Over the years, Rowhammer has evolved, targeting newer DRAM types like DDR4 with error-correcting code (ECC) protections and employing novel techniques like Rowhammer feng shui and RowPress to zero in on small regions of sensitive data. It has also been used to root Android devices, steal encryption keys, and even work over local networks. However, until now, Rowhammer attacks had not been successfully demonstrated against GPUs.

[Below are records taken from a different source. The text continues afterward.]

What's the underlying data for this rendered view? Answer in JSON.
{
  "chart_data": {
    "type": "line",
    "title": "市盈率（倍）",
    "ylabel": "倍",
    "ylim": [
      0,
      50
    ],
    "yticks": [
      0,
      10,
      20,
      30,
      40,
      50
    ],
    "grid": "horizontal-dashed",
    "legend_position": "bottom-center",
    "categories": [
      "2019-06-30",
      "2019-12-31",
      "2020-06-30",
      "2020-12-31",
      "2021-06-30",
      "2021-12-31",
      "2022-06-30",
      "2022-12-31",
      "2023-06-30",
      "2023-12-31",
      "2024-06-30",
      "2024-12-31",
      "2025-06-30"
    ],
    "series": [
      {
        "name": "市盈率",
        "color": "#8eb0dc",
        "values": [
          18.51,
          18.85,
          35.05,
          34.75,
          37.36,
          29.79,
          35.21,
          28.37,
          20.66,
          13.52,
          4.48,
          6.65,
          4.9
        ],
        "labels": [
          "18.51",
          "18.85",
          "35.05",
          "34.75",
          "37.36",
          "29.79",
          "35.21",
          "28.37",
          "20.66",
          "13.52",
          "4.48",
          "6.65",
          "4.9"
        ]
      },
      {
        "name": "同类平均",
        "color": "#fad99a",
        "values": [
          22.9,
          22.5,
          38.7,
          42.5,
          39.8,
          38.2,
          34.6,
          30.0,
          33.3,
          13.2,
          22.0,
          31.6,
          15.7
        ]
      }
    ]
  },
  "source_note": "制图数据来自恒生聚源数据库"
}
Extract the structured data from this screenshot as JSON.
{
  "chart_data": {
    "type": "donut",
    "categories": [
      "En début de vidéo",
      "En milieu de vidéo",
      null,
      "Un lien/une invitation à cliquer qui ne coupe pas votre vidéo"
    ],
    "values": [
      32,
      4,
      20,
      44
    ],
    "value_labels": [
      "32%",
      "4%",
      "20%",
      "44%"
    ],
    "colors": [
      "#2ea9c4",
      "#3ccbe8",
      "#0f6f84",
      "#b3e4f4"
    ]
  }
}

GDDRHammer and GeForge: A New Threat
The recent attacks, GDDRHammer and GeForge, are particularly concerning. They exploit the fact that high-performance GPUs, like those from Nvidia's Ampere generation, are often shared among dozens of users in cloud environments, making them vulnerable to malicious activity. The attacks demonstrate how a malicious user can gain full root control of a host machine by performing novel Rowhammer attacks on these GPUs.
GDDRHammer, which stands for Graphics DDR and Greatly Disturbing DRAM Rows, targets the RTX 6000 from Nvidia's Ampere generation. It uses novel hammering patterns and memory massaging to induce an average of 129 flips per memory bank, a significant increase over previous attacks. This allows the attacker to manipulate the memory allocator and break the isolation of GPU page tables, giving them read and write access to GPU memory.
GeForge, on the other hand, targets the last-level page directory instead of the page table. It was able to induce 1,171 bit flips against the RTX 3060 and 202 bit flips against the RTX 6000. Both attacks conclude by opening a root shell window, allowing the attacker to issue commands with unfettered privileges on the host machine.
The Role of Memory Massaging
A key technique used in both attacks is memory massaging, which involves steering page tables into regions that aren't protected against electrical disturbances. GDDRHammer uses Rowhammer to flip bits that allocate access to the protected region, while GeForge isolates and manipulates the page directory entries to redirect pointers into attacker-controlled memory.
Mitigation and Future Concerns
The researchers emphasize that both the RTX 3060 and RTX 6000 cards are vulnerable, and changing BIOS defaults to enable IOMMU can close the vulnerability. However, IOMMU is disabled by default for compatibility and performance reasons. Another mitigation is to enable ECC on the GPU, but some Rowhammer attacks can still bypass these protections.
The true value of this research is to raise awareness among GPU makers and users about the potential severity of Rowhammer attacks. While there are no known instances of these attacks being used in the wild, the potential for widespread compromise is a serious concern. As the pace of academic research lags behind product rollouts, it's crucial for GPU manufacturers to stay vigilant and implement robust security measures to protect their users.